Need for heterogeneous ‘real-world’ clinical cohorts

Our technical results of mean DSC of 0.990 and NSD of 0.983 compare favourably against other published 3D and 2D segmentation approaches on non-contrast scans [3, 6, 8, 18, 19]. This result likely can be attributed to the use of a state-of-the-art nnU-Net architecture combined with a heterogeneous ‘real-world’ clinical training cohort with a mix of pathology. Hofmanninger et al [3] showed that the accuracy and reliability of lung segmentation algorithms on difficult cases primarily rely on the strength of the training data, more so than the underlying model architecture. This effect is particularly pronounced on external validation against a variety of test sets, with algorithms trained on more diverse data being more generalisable. Previous studies have been limited by training on relatively homogenous cohorts, which is a by-product of utilising public datasets, which only contain normal scans or variations of a specific disease class [20, 21]. In this study, high technical performance was achieved using a relatively small training cohort size. This was influenced by similar studies in this domain, which have demonstrated excellent performance in organ segmentation tasks across modalities [9, 12, 20, 22]. nU-Net was recently used in lung 1H-MRI to develop a generalisable segmentation model robust to pathology and acquisition protocols and centres, but this utilised 593 scans [22]. Our study reaffirms the importance of heterogenous and well-characterised training data for the clinical translation of segmentation models.

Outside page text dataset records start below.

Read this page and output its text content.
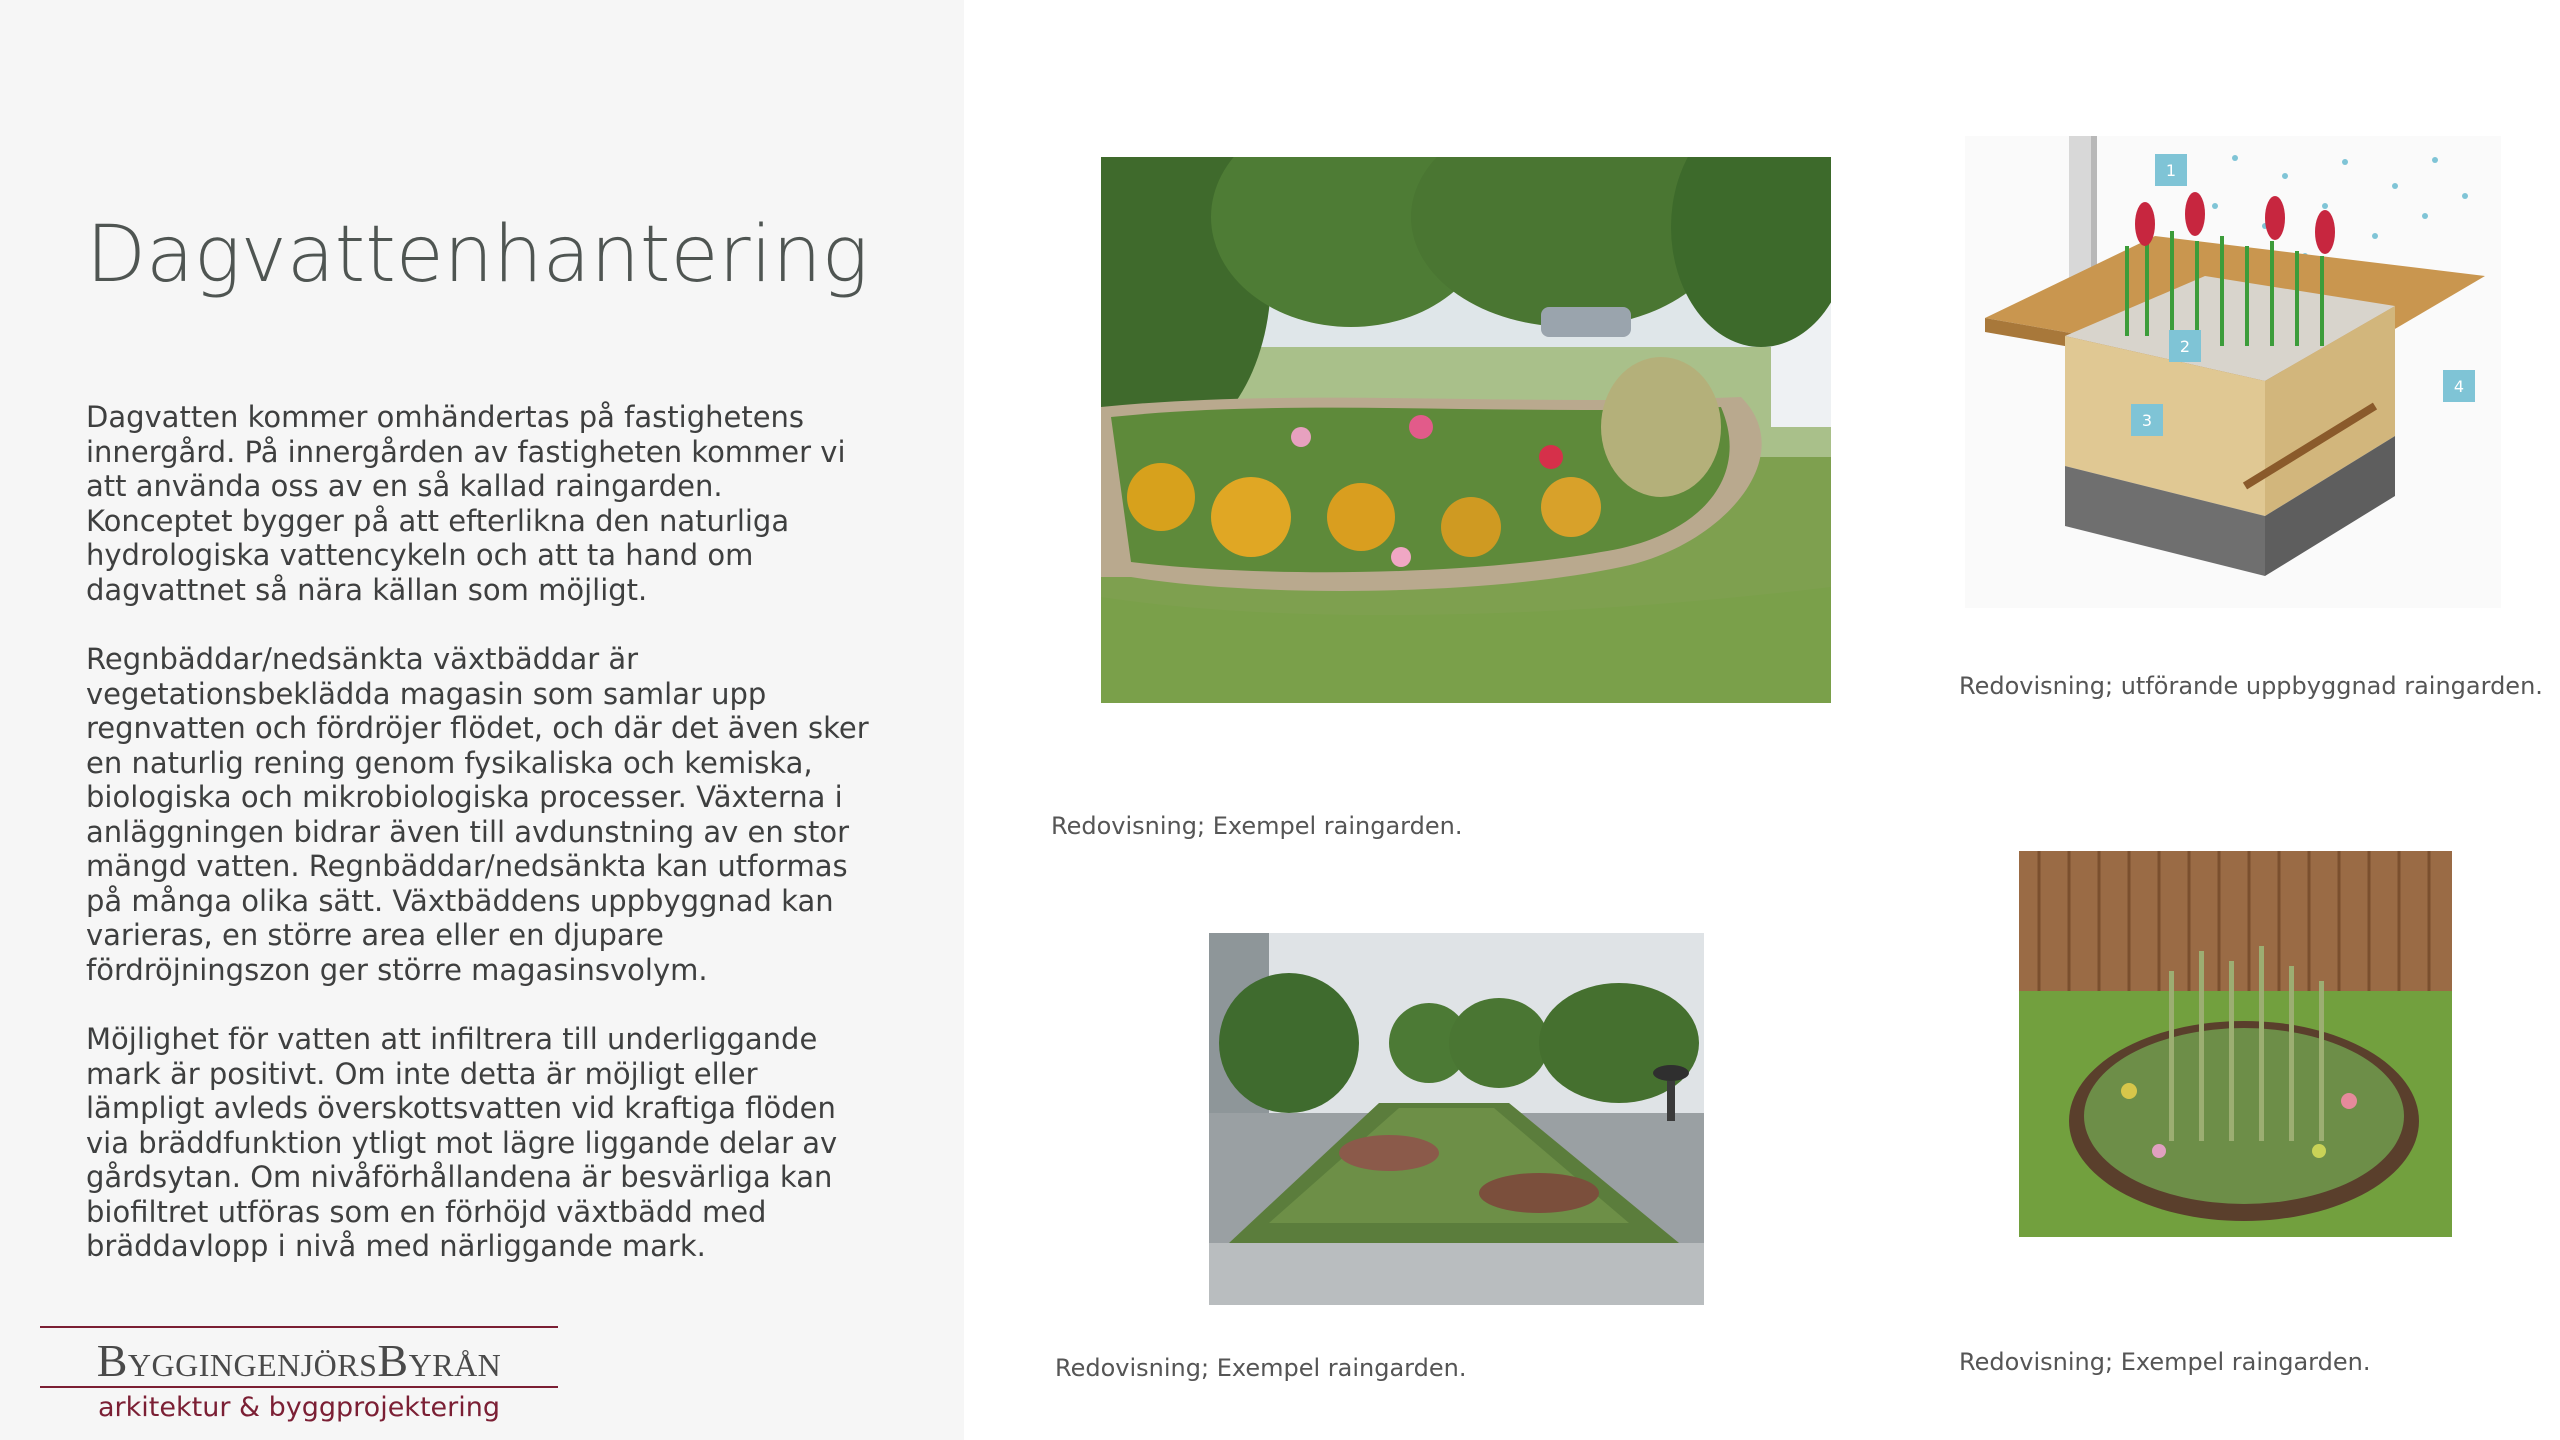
Dagvattenhantering

Dagvatten kommer omhändertas på fastighetens innergård. På innergården av fastigheten kommer vi att använda oss av en så kallad raingarden. Konceptet bygger på att efterlikna den naturliga hydrologiska vattencykeln och att ta hand om dagvattnet så nära källan som möjligt.

Regnbäddar/nedsänkta växtbäddar är vegetationsbeklädda magasin som samlar upp regnvatten och fördröjer flödet, och där det även sker en naturlig rening genom fysikaliska och kemiska, biologiska och mikrobiologiska processer. Växterna i anläggningen bidrar även till avdunstning av en stor mängd vatten. Regnbäddar/nedsänkta kan utformas på många olika sätt. Växtbäddens uppbyggnad kan varieras, en större area eller en djupare fördröjningszon ger större magasinsvolym.

Möjlighet för vatten att infiltrera till underliggande mark är positivt. Om inte detta är möjligt eller lämpligt avleds överskottsvatten vid kraftiga flöden via bräddfunktion ytligt mot lägre liggande delar av gårdsytan. Om nivåförhållandena är besvärliga kan biofiltret utföras som en förhöjd växtbädd med bräddavlopp i nivå med närliggande mark.

ByggingenjörsByrån
arkitektur & byggprojektering
Redovisning; Exempel raingarden.
1
2
3
4
Redovisning; utförande uppbyggnad raingarden.
Redovisning; Exempel raingarden.	Redovisning; Exempel raingarden.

Implications for practice and intended clinical use

Accurate lung segmentation is a necessity for any quantitative chest CT analysis. We envisage the clinical use of this model as the first preprocessing step in quantitative CT analysis models such as lung parenchymal disease severity quantification in PH. There is a clinical need and great interest in better characterising the severity and extent of lung parenchymal disease in PH [23]. Qualitative routine radiological report descriptions of parenchymal disease have shown to be prognostic biomarkers [24]. A new IPAH phenotype has been identified with distinct radiological and clinical characteristics [25]. These clinical scenarios will benefit greatly from automated end-to-end lung segmentation and parenchymal disease quantification models. The implications of this work also exist beyond PH, given the good performance on the external test cohort. CTPA is one of the most commonly performed investigations, mainly for the acute diagnosis of PE. Automated lung segmentation models can enable further quantitative vessel analysis and clot burden estimation [26, 27]. With appropriate transfer learning to further improve performance, this model may be used as a tool for both contrast and non-contrast imaging.

Limitations

The training set contains only patients with a known diagnosis of pulmonary hypertension, and thin-slice volumetric CTPA protocol scans, from a single tertiary centre with a predominantly white European population. The range of lung disease in this cohort has been previously reported, and whilst this represents a realistic heterogeneous clinical cohort of patients, there is a relative skew and bias to pathological cases due to a lack of truly ‘normal’ scans [24]. A limitation to using real-world clinical data is a lack of ‘rare’ cases in the training data which can limit performance. Future work will seek to address the limitations of this study by developing and testing the DL model in a large cohort of multiethnicity patients. Despite good performance in the heterogeneous external test cohort, the intended clinical use of the developed model at this stage is limited to patients with a suspected diagnosis of PH.

In conclusion, we developed a 3D nnU-Net-based model for lung segmentation in CTPA imaging that is highly accurate, clinically evaluated, and externally tested in well-phenotyped patient cohorts with a spread of lung disease. The model is suited to important clinical scenarios of lung disease quantification in pulmonary hypertension.